There are many tales to tell here; the accidental and fortuitous story of how the P-51 Mustang became America’s premier fighter of the war and probably the most decisive airplane of the war, the stubbornness with which Allied and German generals clung to doctrine and tactics that were clearly obsolete, but most of all the courage of the Allied aircrews, nearly all under the age of 30, who climbed into their bombers that had minimal protection against both the elements and German fighters, trying to complete the required 25 mission combat tours.
Holland’s insightful analysis of the Allied air force commanders is really noteworthy. Even after suffering horrendous losses of Germany in raids during the summer of 1943, the so-called “bomber barons” continued to ignore the need for an effective long-range fighter. Only after the P-51 was introduced into service and showed its effectiveness in combat did these generals, under pressure from General Hap Arnold, the commander of the U.S. Army Air Force, decide to change their tactics and essentially use the bombing raids as bait to draw the Luftwaffe’s decreasing number of experienced fighter pilots into combat with a growing and increasingly capable American fighter force. The lack of Allied bomber forces unity of command is also astonishing, with the intervention of top British and American generals and politicians needed to finally get the American and British bomber commands to coordinate their bombing raids to put constant pressure on German air defenses.
On the German side, the grinding combat and increasing Allied air superiority meant that German pilots, as Holland noted, basically were in combat until they were dead or so severely injured that they couldn’t fly anymore. He notes that even though German aircraft production was never impacted as much as the Allies wanted, the lack of fuel, and most importantly, experienced pilots, eventually ensured the degradation of the Luftwaffe as a fighting force, particular over the critical Western front, including the planned Normandy beaches.

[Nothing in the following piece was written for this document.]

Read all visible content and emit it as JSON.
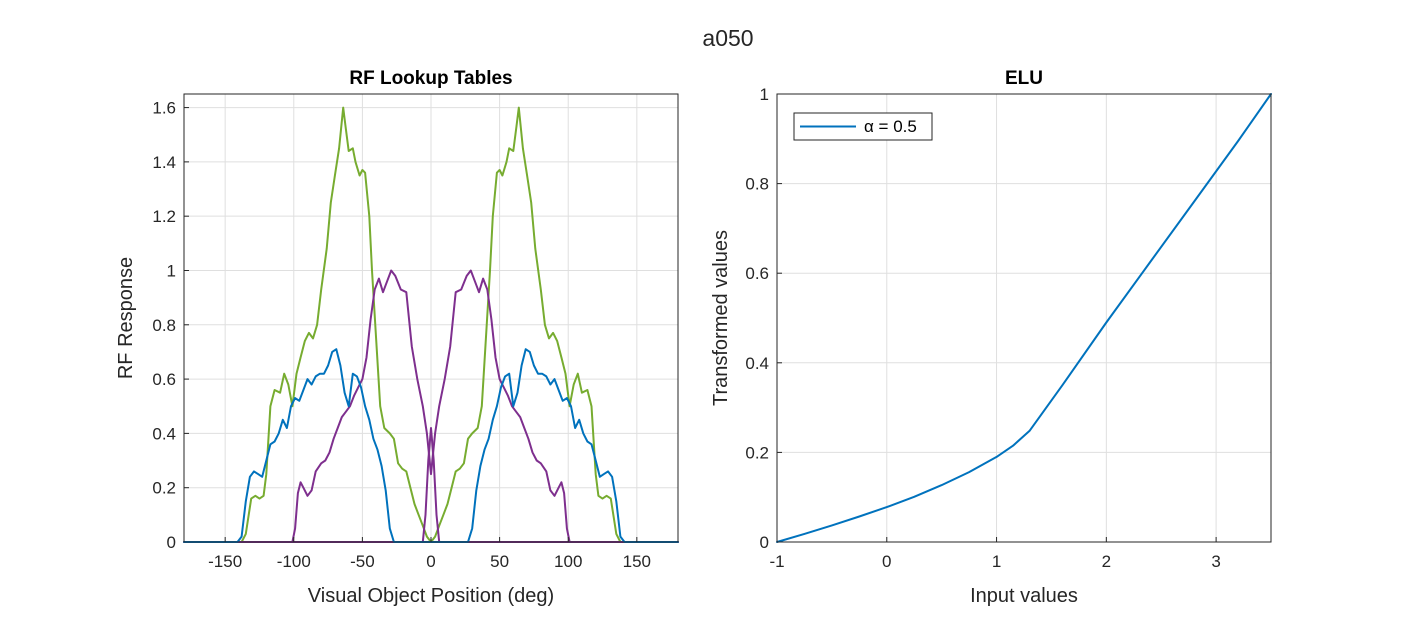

The destruction of the Luftwaffe as an effective fighting force came at a high price that week, 423 bombers and 28 fighters were lost, but the Luftwaffe lost over 500 German fighters and nearly as many irreplaceable pilots. During the following two months, the momentum from that critical week continued as more American fighters entered combat, and by the time the Allies landed on the Normandy beachheads, the Allies had essentially swept the Luftwaffe from the skies.
The air battles over Europe tend to be looked at isolation from the larger strategic picture of World War II. This book does an excellent job of showing the impact of these bomber raids on the larger plan for liberating Europe and how the air forces made a major contribution to the eventual success of the Normandy landings and subsequent drive into Germany. The bravery of these aircrews is remarkable given their attrition rates and tour lengths and they should be remembered for their contributions to defeating Nazi Germany.